二階がリビングになっていて、義弥くんがソファーに寝転びながらゲームのコントローラーを持っている。

「花音ちゃんも適当にくつろいで」と、そこが自分の家かのように私に声を掛けてきた。拓海は義弥くんの傍に座り、ゲームが何処まで進んだのかを聞いている。

「みんな自由なんだね」

 私が言うと、智行くんが「いつもこんな感じだよ。うちの親は殆ど整備場に籠もってるから」と答え、コーラを私と拓海に出してくれた。


「拓海と何処か出掛けてたの?」

「うん。サーフショップに行ってたの。サーフパンツ買ってもらったんだ」

「へえ。花音ちゃんもサーフィンするんだ」

「ううん。小学生の時にちょっと教わったくらいで、今はきっとボードにも乗れないと思う。この夏はスパルタ教育されそう」

 私が苦笑して答えると、智行くんは少しだけ微笑んだ。

「あ、本。見る?」

「歴史の本だよね。見たい!」


 私が答えると、智行くんはリビングの奥にある部屋に案内してくれた。そこが智行くんの部屋になっていて、壁一面に設置されている本棚にはハードカバーの本がずらりと並んでいた。古代エジプトの本やシュメール文明の本、邪馬台国に関する本まである。


「トモくん、守備範囲広い。しかも本格的な本もたくさん。史学科に行こうとは思わなかったの?」

「オレんちは整備屋だからね。文化や歴史は趣味の範囲だよ」

 そう言った智行くんの顔はとても大人びていて、世を達観しているようにも見えた。私は智行くんにとって「趣味」の世界をこれから大学で学ぼうとしている。そんな自分が浮世離れしているようにも思えた。


黙ってしまった私を見て、智行くんが

「でも、花音ちゃんが講義で面白かった話は聞かせてほしいな」と、柔らかい口調で言った。

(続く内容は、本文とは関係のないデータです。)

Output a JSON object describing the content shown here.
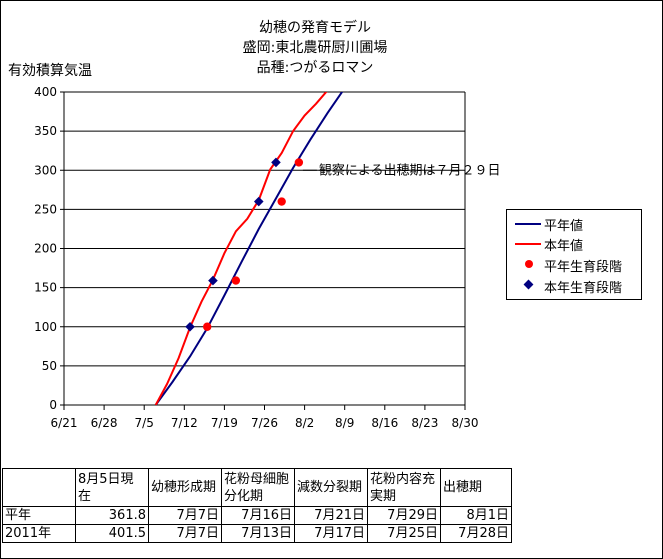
{
  "title_lines": [
    "幼穂の発育モデル",
    "盛岡:東北農研厨川圃場",
    "品種:つがるロマン"
  ],
  "colors": {
    "heiren_line": "#000080",
    "honnen_line": "#ff0000",
    "heiren_stage": "#ff0000",
    "honnen_stage": "#000080"
  },
  "chart_data": {
    "type": "line",
    "title": "幼穂の発育モデル 盛岡:東北農研厨川圃場 品種:つがるロマン",
    "ylabel": "有効積算気温",
    "xlabel": "",
    "x_ticks": [
      "6/21",
      "6/28",
      "7/5",
      "7/12",
      "7/19",
      "7/26",
      "8/2",
      "8/9",
      "8/16",
      "8/23",
      "8/30"
    ],
    "y_ticks": [
      "0",
      "50",
      "100",
      "150",
      "200",
      "250",
      "300",
      "350",
      "400"
    ],
    "xlim": [
      "6/21",
      "8/30"
    ],
    "ylim": [
      0,
      400
    ],
    "grid": "horizontal",
    "legend_position": "right",
    "series": [
      {
        "name": "平年値",
        "kind": "line",
        "color": "#000080",
        "x": [
          "7/7",
          "7/10",
          "7/13",
          "7/16",
          "7/19",
          "7/22",
          "7/25",
          "7/28",
          "7/31",
          "8/3",
          "8/6",
          "8/9"
        ],
        "y": [
          0,
          30,
          62,
          98,
          140,
          183,
          225,
          264,
          303,
          339,
          373,
          405
        ]
      },
      {
        "name": "本年値",
        "kind": "line",
        "color": "#ff0000",
        "x": [
          "7/7",
          "7/9",
          "7/11",
          "7/13",
          "7/15",
          "7/17",
          "7/19",
          "7/21",
          "7/23",
          "7/25",
          "7/27",
          "7/29",
          "7/31",
          "8/2",
          "8/4",
          "8/6"
        ],
        "y": [
          0,
          27,
          60,
          99,
          132,
          160,
          194,
          222,
          238,
          262,
          301,
          322,
          350,
          370,
          385,
          402
        ]
      },
      {
        "name": "平年生育段階",
        "kind": "marker",
        "marker": "circle",
        "color": "#ff0000",
        "x": [
          "7/16",
          "7/21",
          "7/29",
          "8/1"
        ],
        "y": [
          100,
          159,
          260,
          310
        ]
      },
      {
        "name": "本年生育段階",
        "kind": "marker",
        "marker": "diamond",
        "color": "#000080",
        "x": [
          "7/13",
          "7/17",
          "7/25",
          "7/28"
        ],
        "y": [
          100,
          159,
          260,
          310
        ]
      }
    ],
    "annotation": {
      "text": "観察による出穂期は７月２９日",
      "x": "8/1",
      "y": 300
    }
  },
  "table": {
    "headers": [
      "",
      "8月5日現在",
      "幼穂形成期",
      "花粉母細胞分化期",
      "減数分裂期",
      "花粉内容充実期",
      "出穂期"
    ],
    "rows": [
      {
        "label": "平年",
        "values": [
          "361.8",
          "7月7日",
          "7月16日",
          "7月21日",
          "7月29日",
          "8月1日"
        ]
      },
      {
        "label": "2011年",
        "values": [
          "401.5",
          "7月7日",
          "7月13日",
          "7月17日",
          "7月25日",
          "7月28日"
        ]
      }
    ]
  }
}
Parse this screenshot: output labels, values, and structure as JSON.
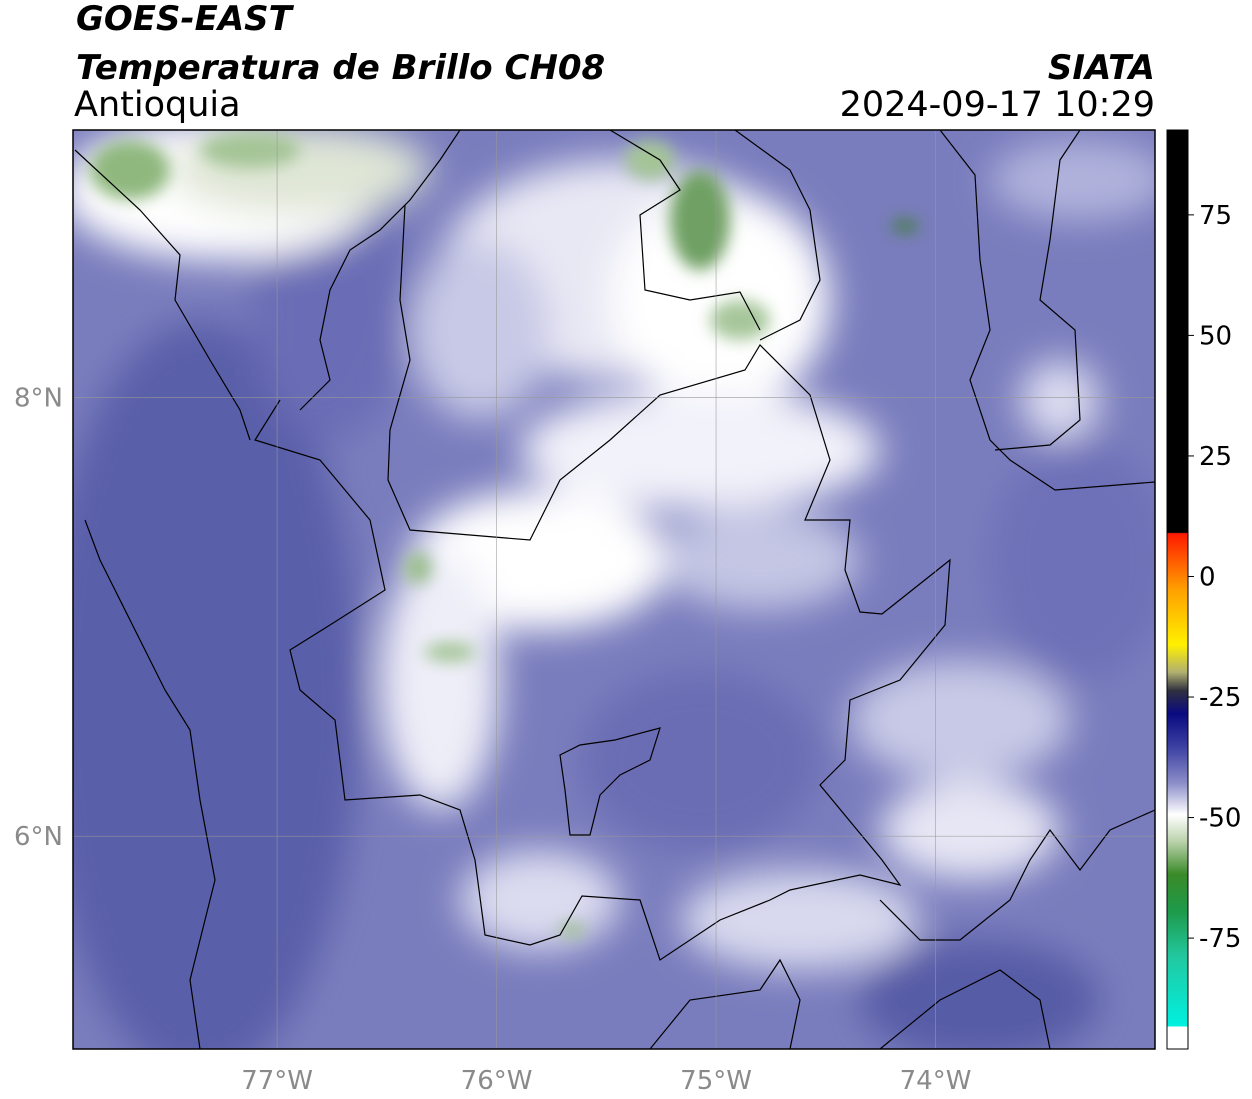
{
  "header": {
    "title": "GOES-EAST",
    "subtitle": "Temperatura de Brillo CH08",
    "region": "Antioquia",
    "source": "SIATA",
    "timestamp": "2024-09-17 10:29"
  },
  "map": {
    "xlim": [
      -77.93,
      -73.0
    ],
    "ylim": [
      5.03,
      9.22
    ],
    "xticks": [
      {
        "value": -77,
        "label": "77°W"
      },
      {
        "value": -76,
        "label": "76°W"
      },
      {
        "value": -75,
        "label": "75°W"
      },
      {
        "value": -74,
        "label": "74°W"
      }
    ],
    "yticks": [
      {
        "value": 8,
        "label": "8°N"
      },
      {
        "value": 6,
        "label": "6°N"
      }
    ],
    "grid": true
  },
  "colorbar": {
    "lim": [
      -98,
      92.6
    ],
    "ticks": [
      75,
      50,
      25,
      0,
      -25,
      -50,
      -75
    ]
  }
}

「うん。あ、でも専門課程は三年からだから、最初はあまり面白いネタはないかも」

「大学の教養課程って何なんだろうな。すぐにやりたい学問をやらせてくれればいいのに。最初の二年が無駄だよ」


 そう本棚に向かって言った厳しいまなざしの横顔を見て感じた。本当は智行くんも大学に行きたかったのかもしれない。いずれ家業を継ぐにしても、教養課程が無く、すぐに学びたいことを学べたら、時間を無駄にしないで済むと思っているのだろう。


「気になる本があったら貸すよ」

「ほんと? そしたら邪馬台国の本が読みたい」

「なら、この二冊を読み比べると面白いよ。返すのはいつでもいいから」


 智行くんの手が迷いなく本棚から二冊の本を取り出す。かなり読み込んでいるのだと分かる。本を受け取り、ふと視線を感じて顔を上げると入口に拓海が立っていた。


「トモ、コーラおかわりもらっていい?」

「いつも冷蔵庫から勝手に出してるじゃん」

 そう言いながら智行くんは部屋を出ていった。続いて部屋を出ようとして拓海と目が合う。その表情は少し硬かった。